Having lived in Oklahoma all my life, I've never actually seen a tornado. But I have seen their aftermath. From the little ones that cut a slim, ragged path through the woods for a couple hundred yards, to the "skipping" one that struck Tulsa about five years that took out a church (Methodist, if you're wondering) and eight miles over a truck stop but nothing else, to the monster that struck Oklahoma City last year.

It was hard to wrap my mind around that last one. A week or so after, we drove over to OKC and our first visual was the outlet mall halfway between OKC and Tulsa. It looked like it had been bombed. My sister's family lives about a block and a half from the tornado path. Their house was covered with dirt and the backyard fence was gone, but no other damage. A block and a half away it was smooth concrete slabs and wreckage, maybe a hundred yards wide.

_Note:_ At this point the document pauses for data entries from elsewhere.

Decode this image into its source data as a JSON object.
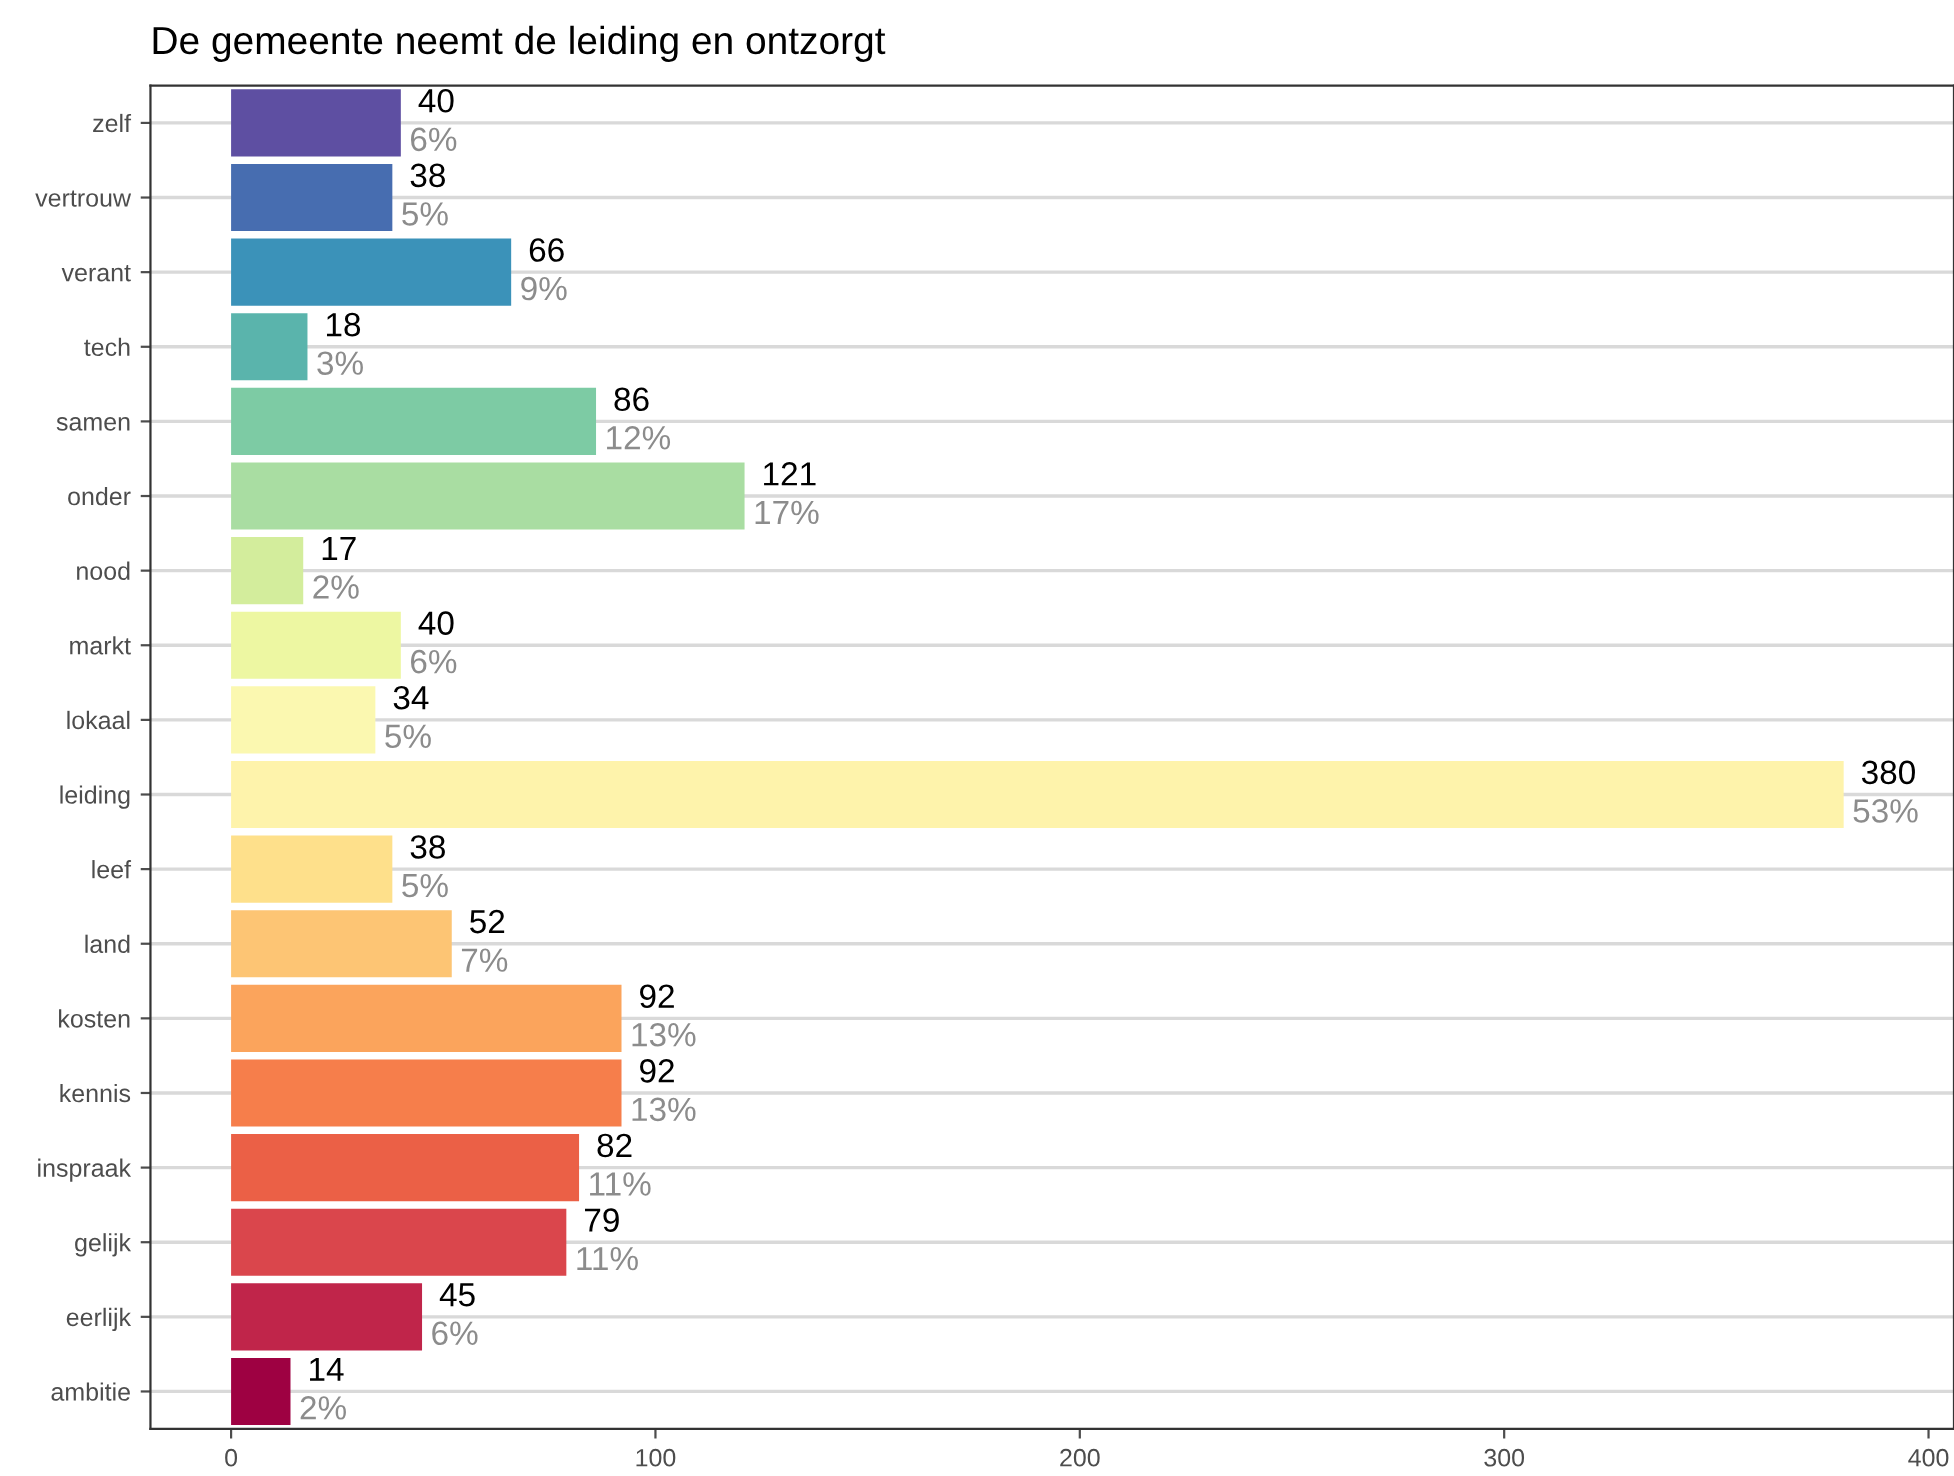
{
  "chart_data": {
    "type": "bar",
    "orientation": "horizontal",
    "title": "De gemeente neemt de leiding en ontzorgt",
    "categories": [
      "zelf",
      "vertrouw",
      "verant",
      "tech",
      "samen",
      "onder",
      "nood",
      "markt",
      "lokaal",
      "leiding",
      "leef",
      "land",
      "kosten",
      "kennis",
      "inspraak",
      "gelijk",
      "eerlijk",
      "ambitie"
    ],
    "values": [
      40,
      38,
      66,
      18,
      86,
      121,
      17,
      40,
      34,
      380,
      38,
      52,
      92,
      92,
      82,
      79,
      45,
      14
    ],
    "colors": [
      "#5E4FA2",
      "#476DB0",
      "#3B92B9",
      "#5AB4AC",
      "#7DCBA4",
      "#A9DDA2",
      "#D3ED9C",
      "#EDF7A2",
      "#FBF8B0",
      "#FEF3AB",
      "#FEE08B",
      "#FDC574",
      "#FBA45C",
      "#F67E4B",
      "#EB6046",
      "#DA464C",
      "#C0254A",
      "#9E0142"
    ],
    "data_labels": true,
    "annotations": [
      {
        "text": "6%",
        "x": 40,
        "y": "zelf"
      },
      {
        "text": "5%",
        "x": 38,
        "y": "vertrouw"
      },
      {
        "text": "9%",
        "x": 66,
        "y": "verant"
      },
      {
        "text": "3%",
        "x": 18,
        "y": "tech"
      },
      {
        "text": "12%",
        "x": 86,
        "y": "samen"
      },
      {
        "text": "17%",
        "x": 121,
        "y": "onder"
      },
      {
        "text": "2%",
        "x": 17,
        "y": "nood"
      },
      {
        "text": "6%",
        "x": 40,
        "y": "markt"
      },
      {
        "text": "5%",
        "x": 34,
        "y": "lokaal"
      },
      {
        "text": "53%",
        "x": 380,
        "y": "leiding"
      },
      {
        "text": "5%",
        "x": 38,
        "y": "leef"
      },
      {
        "text": "7%",
        "x": 52,
        "y": "land"
      },
      {
        "text": "13%",
        "x": 92,
        "y": "kosten"
      },
      {
        "text": "13%",
        "x": 92,
        "y": "kennis"
      },
      {
        "text": "11%",
        "x": 82,
        "y": "inspraak"
      },
      {
        "text": "11%",
        "x": 79,
        "y": "gelijk"
      },
      {
        "text": "6%",
        "x": 45,
        "y": "eerlijk"
      },
      {
        "text": "2%",
        "x": 14,
        "y": "ambitie"
      }
    ],
    "xlim": [
      -19,
      406
    ],
    "xticks": [
      0,
      100,
      200,
      300,
      400
    ],
    "grid": "y"
  }
}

For about an hour, my parents knew the tornado path and could not contact my sister's family. It was probably one of the most dreadful moments in my parent's lives. (My sister left the area minutes before it struck. This is usually not considered a smart move, but the TV was saying if you can't get below ground you will not survive, so they left. This is the only time the TV has ever used such a warning.)

[This message has been edited by kevinb17 (edited 07-16-2000).]
 
Harry, things happen we don't know why. The pain and suffering of others can be so overwhelming we want to blame and hate something. If it's a so-called "act of God", hate God. If it's something done by part of one ethnic group to part of another ethnic group, then becoming racist.

Hating someone else it's said is like drinking a glass of poison and waiting for the SOB you hate to die. The hatred corrodes your own gut and soul like battery acid from the inside out. I know cause I let that happen to me ( I used to do child abuse investigations ). I'm alive because I eventually _refused_ to hate anyone or anything, including myself, anymore.

Caring about others opens you to being hurt or feeling their devastation. But if you don't let yourself care you don't experience life fully, with it' rewards, including loving and being loved.

I guess the Aussies would say "Good on you" for feeling as you do. It puts you on a special list in my book, one of proven good people.

( Rant mode off - my own opinion only. Far as moving the topic somewhere else, remember Uncle Bill's usuall comment on similar themes: "What does this have to do with khukuries? Everything!" )

( The other quote finally came to mind: "Love cannot enter a heart full of fear and resentment." And yet another observation is that since we tend to find what we go looking for, might as well make life into a search for joy. )

[This message has been edited by Rusty (edited 07-16-2000).]